I put the four-year-old in charge of the library bag and he lets everyone we pass in the parking lot know. His need to talk to strangers is new and puzzling. Sometimes he won’t even greet his grandparents (who he sees on a regular basis), but he has no trouble talking to randos. I make a mental note to Google “stranger danger.”

Inside, I renew our cards and pay $15 in fines (I obviously do not have my life together). We select books arbitrarily and after I pull Curious George Goes to the Zoo off the shelf, the 4-year-old runs to show a random dad in the children’s section the book. “I like rhinos!!!” he announces, with the enthusiasm only a preschooler could muster.

Home. Feed and diaper baby, put him down. Read books. Start dinner.
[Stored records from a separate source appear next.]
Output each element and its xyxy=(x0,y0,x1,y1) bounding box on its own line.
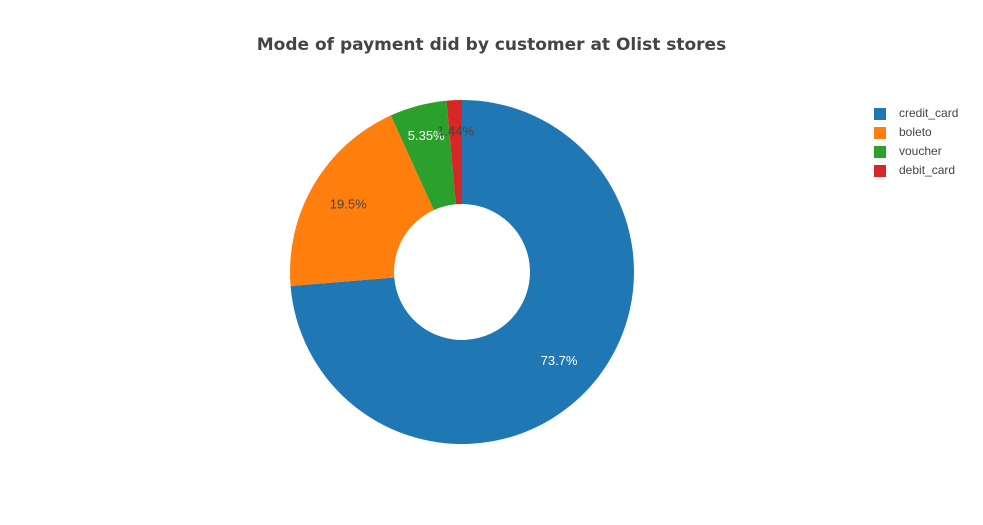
legend-item-boleto[interactable]: boleto xyxy=(874,125,932,139)
legend-label: credit_card xyxy=(899,106,958,120)
slice-debit-card[interactable] xyxy=(446,100,462,205)
slice-label-voucher: 5.35% xyxy=(408,128,445,143)
slice-boleto[interactable] xyxy=(290,115,434,286)
legend-label: boleto xyxy=(899,125,932,139)
donut-slices xyxy=(290,100,635,444)
slice-label-credit-card: 73.7% xyxy=(541,353,578,368)
chart-title: Mode of payment did by customer at Olist… xyxy=(257,35,726,55)
legend-item-debit-card[interactable]: debit_card xyxy=(874,163,955,177)
legend-item-voucher[interactable]: voucher xyxy=(874,144,942,158)
legend-swatch xyxy=(874,108,886,120)
slice-credit-card[interactable] xyxy=(290,100,635,444)
slice-label-debit-card: 1.44% xyxy=(437,124,474,139)
legend-swatch xyxy=(874,165,886,177)
legend-label: debit_card xyxy=(899,163,955,177)
legend-item-credit-card[interactable]: credit_card xyxy=(874,106,958,120)
slice-voucher[interactable] xyxy=(390,100,456,211)
slice-labels: 73.7% 19.5% 5.35%1.44% xyxy=(330,124,578,368)
legend-label: voucher xyxy=(899,144,942,158)
slice-label-boleto: 19.5% xyxy=(330,197,367,212)
legend-swatch xyxy=(874,127,886,139)
legend-swatch xyxy=(874,146,886,158)
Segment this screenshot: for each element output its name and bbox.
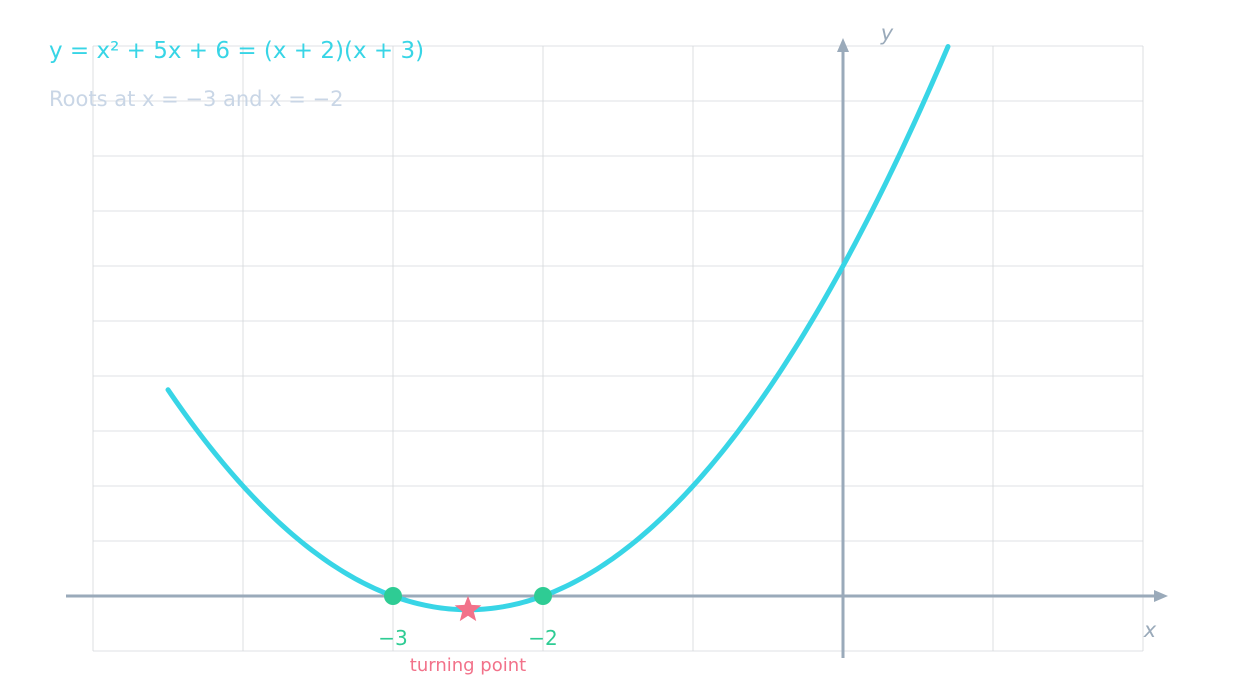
root-label: −3 <box>378 626 407 650</box>
chart-title: y = x² + 5x + 6 = (x + 2)(x + 3) <box>49 38 425 64</box>
series-layer <box>165 44 951 613</box>
root-label: −2 <box>528 626 557 650</box>
root-point <box>534 587 552 605</box>
axes: xy <box>66 21 1168 658</box>
grid <box>92 45 1144 652</box>
x-axis-arrow-icon <box>1154 590 1168 602</box>
chart-subtitle: Roots at x = −3 and x = −2 <box>49 87 344 111</box>
series-line <box>165 44 951 613</box>
y-axis-label: y <box>880 21 894 45</box>
turning-point-star-icon <box>454 595 482 622</box>
root-point <box>384 587 402 605</box>
y-axis-arrow-icon <box>837 38 849 52</box>
x-axis-label: x <box>1143 618 1157 642</box>
turning-point-label: turning point <box>410 655 526 676</box>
Baby awake. Feed him pureed avocado mixed with breast milk.

(I feel compelled to mention that the avocado puree is homemade but not organic; a few weeks ago I spent an afternoon puree-ing various fruits and vegetables, spooning them into a silicone ice cube tray and freezing them, per the instructions in The Amazing Make-Ahead Baby Food Book.)

Tacos for me and the preschooler, served family style to empower him to make his own Healthy Choices. He wants to only eat shredded cheddar cheese but after much discussion, adds a few forkfuls of taco meat and a tortilla to his plate.

At 6 pm I put the baby to bed: overnight diaper, Owlet monitor, organic cotton pajamas. Lights out. Nurse. Sleepsack. Sing my standard three lullabies while he looks up at me with a gummy smile and giggles. Sound machine. Close the door. One down, one to go.

Tidy kitchen. Help 4-year-old put away toys in the living room.

Upstairs. Pick up 5 million Legos while making possibly empty threats about the cleaning ladies sucking up the Legos with the vacuum tomorrow if they aren’t put away. Works every time.

Tidy the playroom. Potty, teeth, and books (we read Alexander and the Terrible, Horrible, No Good, Very Bad Day; my sympathies lie with the mom who has to listen to her kid complain incessantly). Two down. It’s now 8 pm.

Husband home. Have a snack, because breastfeeding. Shower (again), wonder why I didn’t just wash my hair earlier. Journal. Read. Pass out and hope I don’t get woken up until 6 am (never gonna happen).